New Foreign Secretary Mathai pushes talks with Pakistan (Lead)

August 1st, 2011 - 1:30 pm ICT by IANS  

Manmohan Singh New Delhi, Aug 1 (IANS) Foreign Secretary Ranjan Mathai, who assumed office Monday, said he has been mandated to pursue “substantive dialogue” with Pakistan and underlined that constructive cooperation in the immediate neighbourhood would be one of his key priorities.

Mathai, who succeeds Nirupama Rao, India’s next ambassador to the US, said continuity would be the watchword during his tenure and stressed that building “cooperative and strong relationships with all the major global players” would be amongst his key priorities.

“The foreign secretary is as much an institution as an individual,” Mathai told reporters here after joining his office in South Block in the morning.

He stressed the need for a holistic foreign policy that takes care of India’s political and strategic interests, combines the economic and commercial interests of the country, and also keeps in mind the cultural image of the country and the way in which the country portrays itself in the world.

“Constructive cooperation in the immediate neighbourhood is the main challenge, and I think that will be one of my priority tasks,” he said. Mathai also spoke about the need for developing “very very strong relations with the countries of Africa, Latin America, of Central Asia, of South East Asia and the Gulf region.”

“I think managing all these would be the major challenge,” he said.

Days after the foreign ministers of India and Pakistan held talks here, Mathai said he would continue the re-engagement process of restoring trust between the two neighbours.

“My mandate is substantive dialogue on all issues of common concerns,” said Mathai, when asked about the trajectory of the revived India-Pakistan dialogue process.

“As regards Pakistan, I would like to say that I have entered this office with a mandate, which is that we as foreign secretaries are expected to pave the way for a substantive dialogue with Pakistan, on all issues,” he said.

“…and I look forward to cooperating with the Pakistan foreign secretary on that and we have to try and work to restore trust and confidence.”

Mathai, who was India’s ambassador to France when he was appointed foreign secretary last month, will have a two-year term.

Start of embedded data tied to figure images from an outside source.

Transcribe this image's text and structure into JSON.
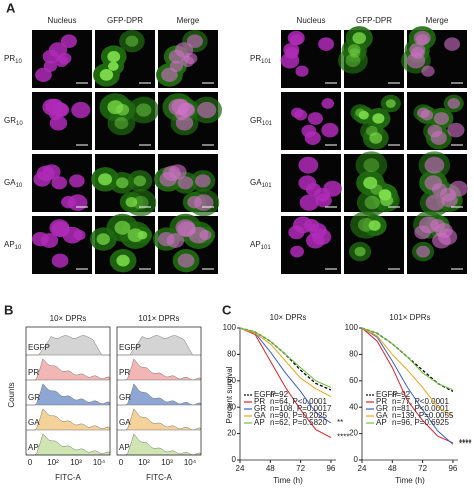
{
  "panel_a": {
    "letter": "A",
    "columns": [
      "Nucleus",
      "GFP-DPR",
      "Merge"
    ],
    "left_rows": [
      {
        "name": "PR",
        "sub": "10"
      },
      {
        "name": "GR",
        "sub": "10"
      },
      {
        "name": "GA",
        "sub": "10"
      },
      {
        "name": "AP",
        "sub": "10"
      }
    ],
    "right_rows": [
      {
        "name": "PR",
        "sub": "101"
      },
      {
        "name": "GR",
        "sub": "101"
      },
      {
        "name": "GA",
        "sub": "101"
      },
      {
        "name": "AP",
        "sub": "101"
      }
    ]
  },
  "panel_b": {
    "letter": "B",
    "titles": [
      "10× DPRs",
      "101× DPRs"
    ],
    "rows": [
      "EGFP",
      "PR",
      "GR",
      "GA",
      "AP"
    ],
    "ylabel": "Counts",
    "xlabel": "FITC-A",
    "xticks": [
      "0",
      "10²",
      "10³",
      "10⁴"
    ]
  },
  "panel_c": {
    "letter": "C"
  },
  "chart_data": [
    {
      "type": "line",
      "title": "10× DPRs",
      "xlabel": "Time (h)",
      "ylabel": "Percent survival",
      "x": [
        24,
        36,
        48,
        60,
        72,
        84,
        96
      ],
      "xlim": [
        24,
        100
      ],
      "xticks": [
        24,
        48,
        72,
        96
      ],
      "ylim": [
        0,
        100
      ],
      "yticks": [
        0,
        20,
        40,
        60,
        80,
        100
      ],
      "series": [
        {
          "name": "EGFP",
          "stats": "n=92",
          "color": "#111111",
          "dash": true,
          "values": [
            100,
            97,
            90,
            80,
            68,
            58,
            53
          ]
        },
        {
          "name": "PR",
          "stats": "n=64, P<0.0001",
          "color": "#e0202a",
          "mark": "****",
          "values": [
            100,
            95,
            75,
            55,
            38,
            23,
            17
          ]
        },
        {
          "name": "GR",
          "stats": "n=108, P=0.0017",
          "color": "#3a5fc8",
          "mark": "**",
          "values": [
            100,
            96,
            82,
            66,
            52,
            36,
            28
          ]
        },
        {
          "name": "GA",
          "stats": "n=90, P=0.2025",
          "color": "#e8a81c",
          "values": [
            100,
            96,
            88,
            75,
            62,
            54,
            48
          ]
        },
        {
          "name": "AP",
          "stats": "n=62, P=0.5820",
          "color": "#6cc040",
          "values": [
            100,
            97,
            90,
            80,
            70,
            60,
            55
          ]
        }
      ]
    },
    {
      "type": "line",
      "title": "101× DPRs",
      "xlabel": "Time (h)",
      "ylabel": "Percent survival",
      "x": [
        24,
        36,
        48,
        60,
        72,
        84,
        96
      ],
      "xlim": [
        24,
        100
      ],
      "xticks": [
        24,
        48,
        72,
        96
      ],
      "ylim": [
        0,
        100
      ],
      "yticks": [
        0,
        20,
        40,
        60,
        80,
        100
      ],
      "series": [
        {
          "name": "EGFP",
          "stats": "n=92",
          "color": "#111111",
          "dash": true,
          "values": [
            100,
            96,
            88,
            78,
            68,
            58,
            52
          ]
        },
        {
          "name": "PR",
          "stats": "n=77, P<0.0001",
          "color": "#e0202a",
          "mark": "****",
          "values": [
            100,
            90,
            70,
            45,
            30,
            18,
            13
          ]
        },
        {
          "name": "GR",
          "stats": "n=81, P<0.0001",
          "color": "#3a5fc8",
          "mark": "****",
          "values": [
            100,
            93,
            75,
            55,
            38,
            22,
            12
          ]
        },
        {
          "name": "GA",
          "stats": "n=139, P=0.0055",
          "color": "#e8a81c",
          "values": [
            100,
            94,
            80,
            68,
            55,
            40,
            33
          ]
        },
        {
          "name": "AP",
          "stats": "n=96, P=0.6925",
          "color": "#6cc040",
          "values": [
            100,
            96,
            88,
            78,
            66,
            58,
            53
          ]
        }
      ]
    }
  ]
}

A 1974 batch Indian Foreign Service officer, Mathai was India’s ambassador to Israel February 1998 to June 2001, and to Qatar August 2001 to July 2005. He was joint secretary dealing with India’s relations with Bangladesh, Sri Lanka, Myanmar and the Maldives from January 1995 to February 1998. He has also served in the Indian embassies in Vienna, Colombo, Washington, Tehran and Brussels.

Mathai takes over as foreign secretary at a challenging time in international relations when the developed world is still recovering from the global recession and new equations are emerging in the international pecking order.

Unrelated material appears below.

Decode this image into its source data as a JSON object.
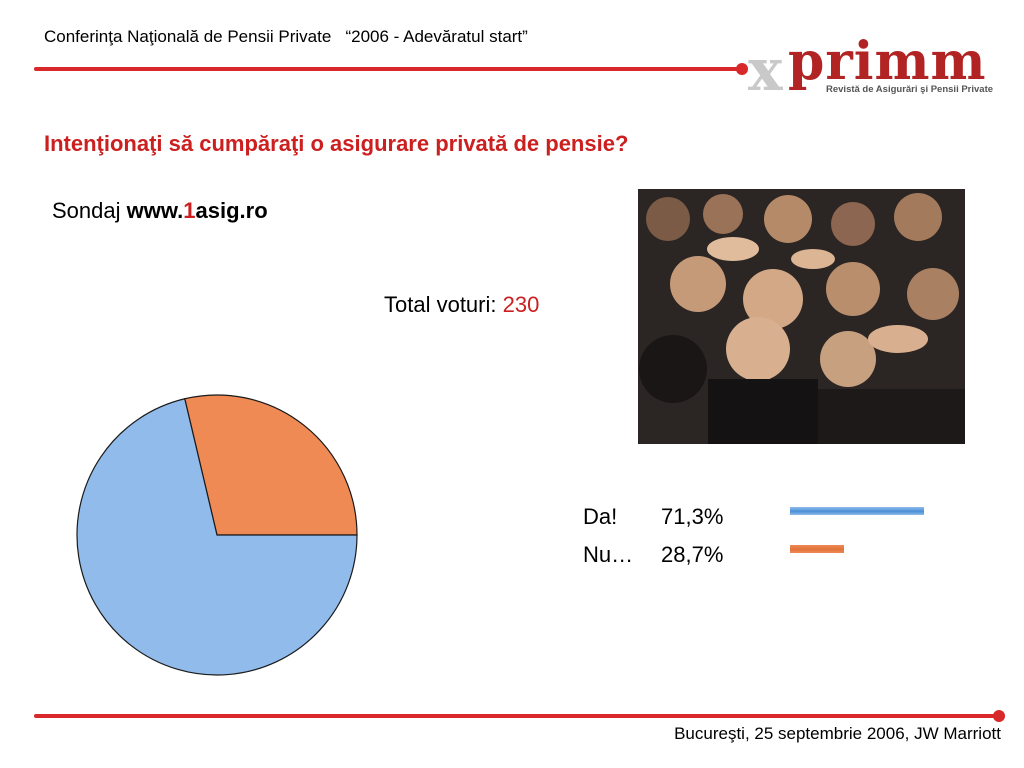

Against this backdrop, Mathai said: “We are in a world of flux and we have to be innovative and adapt to the situation as it develops, but at the same time we have to be clear eyed about what are our national priorities and interests, many of which remain permanent.”

Significantly, Mathai has taken over as foreign secretary barely two months before the next session of the United Nations General Assembly, which is expected to push forward the process of the UN Security Council reforms.

Not many know that Mathai played a key role in crafting the Ganga river waters accord with Bangladesh in 1996. His skills as a negotiator will come in handy at a time when India is trying to seal fresh pacts with Bangladesh as Prime Minister Manmohan Singh heads to Dhaka Sep 6-7.